You may think that search engine spammers look pretty much the same as anyone else and that is probably true, unless of course you are a spam detection algorithm.
At last weeks ACM SIGIR conference in the Netherlands an interesting paper was presented with the title “Know your Neighbors: Web Spam Detection using the Web Topology”.
Essentially this describes a spam detection system that uses the link structure of web pages and their content to identify spam. Or as the abstract puts it “In this paper we present a spam detection system that uses the topology of the Web graph by exploiting the link dependencies among the Web pages, and the content of the pages themselves.
The following impressive diagram appears in the paper:
This is a graphical depiction (for a very small part of the web) of domains with a connection of over 100 links between them, black nodes are spam and white nodes are non-spam.
Most of the spammers are clustered together in the upper-right of the center portion and here is a magnified view of that section:
The other domains are either in spam clusters or non-spam clusters. Here is a typical spam cluster and it shows what spammers, who indulge in nepotistic linking, may look like to a spam detection algorithm.
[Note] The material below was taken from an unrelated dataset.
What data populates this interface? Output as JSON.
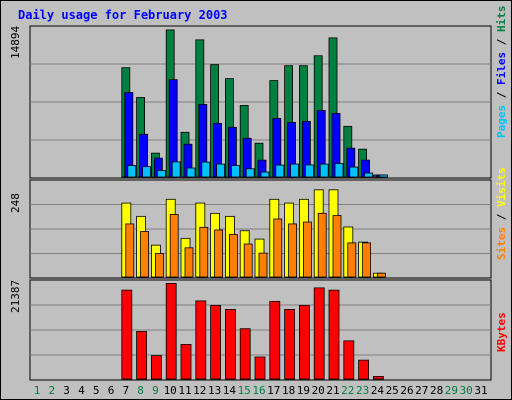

Of course this is only one line of research into spam detection but you don’t need to be clairvoyant to know that the major search engines have been including similar components in their ranking algorithms for some time. Good search engine optimizers avoid unnatural linking patterns and all site owners are well advised to do the same.
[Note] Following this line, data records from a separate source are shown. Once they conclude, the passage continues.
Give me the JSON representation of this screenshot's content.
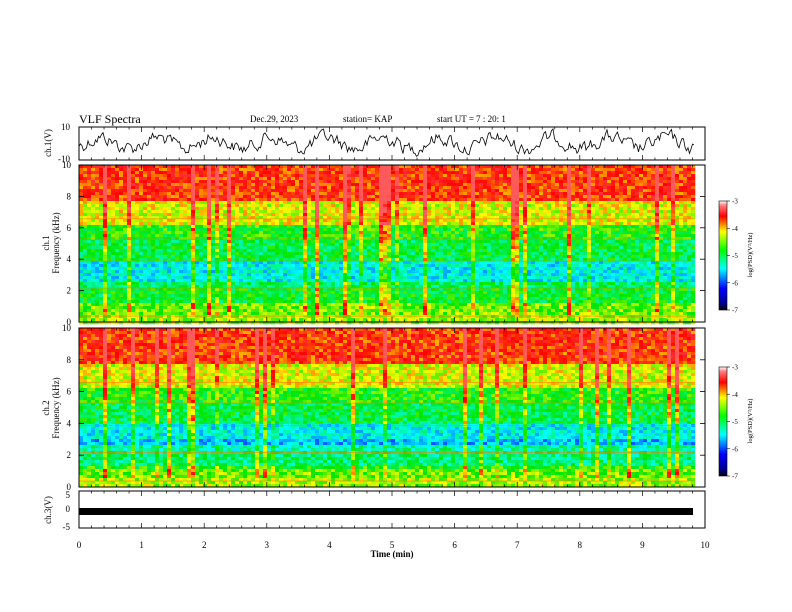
{
  "header": {
    "title": "VLF Spectra",
    "date": "Dec.29, 2023",
    "station": "station= KAP",
    "start_ut": "start  UT =  7 : 20: 1"
  },
  "chart_data": [
    {
      "id": "ch1_waveform",
      "type": "line",
      "ylabel": "ch.1(V)",
      "ylim": [
        -10,
        10
      ],
      "yticks": [
        "10",
        "-10"
      ],
      "x_range_min": [
        0,
        9.83
      ],
      "color": "#000000"
    },
    {
      "id": "ch1_spectrogram",
      "type": "heatmap",
      "ylabel": "ch.1\nFrequency (kHz)",
      "ylim": [
        0,
        10
      ],
      "yticks": [
        "0",
        "2",
        "4",
        "6",
        "8",
        "10"
      ],
      "x_range_min": [
        0,
        9.83
      ],
      "colorbar": {
        "label": "log(PSD)(V²/Hz)",
        "range": [
          -7,
          -3
        ],
        "ticks": [
          "-3",
          "-4",
          "-5",
          "-6",
          "-7"
        ]
      }
    },
    {
      "id": "ch2_spectrogram",
      "type": "heatmap",
      "ylabel": "ch.2\nFrequency (kHz)",
      "ylim": [
        0,
        10
      ],
      "yticks": [
        "0",
        "2",
        "4",
        "6",
        "8",
        "10"
      ],
      "x_range_min": [
        0,
        9.83
      ],
      "colorbar": {
        "label": "log(PSD)(V²/Hz)",
        "range": [
          -7,
          -3
        ],
        "ticks": [
          "-3",
          "-4",
          "-5",
          "-6",
          "-7"
        ]
      }
    },
    {
      "id": "ch3_waveform",
      "type": "line",
      "ylabel": "ch.3(V)",
      "ylim": [
        -5,
        5
      ],
      "yticks": [
        "5",
        "0",
        "-5"
      ],
      "x_range_min": [
        0,
        9.83
      ],
      "color": "#000000"
    }
  ],
  "x_axis": {
    "label": "Time (min)",
    "range": [
      0,
      10
    ],
    "ticks": [
      "0",
      "1",
      "2",
      "3",
      "4",
      "5",
      "6",
      "7",
      "8",
      "9",
      "10"
    ]
  }
}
You can read the full paper here: Know your Neighbors: Web Spam Detection using the Web Topology, Carlos Castillo, Debora Donato, Aristides Gionis, Vanessa Murdock and Fabrizio Silvestri, proceedings of SIGIR, ACM Press, July 2007, Amsterdam, Netherlands, 423-430.
There is also a very good lecture by Carlos Castillo that gives an insight into various techniques of spam detection. Recorded at the Workshop: The Future of Web Search, May 19, 2006 Organized by Yahoo! Research Barcelona and the Web Research Group of the Department of Technology, Universitat Pompeu Fabra. You can see the lecture here: Using Rank Propagation and Probabilistic Counting for Link-based Spam Detection.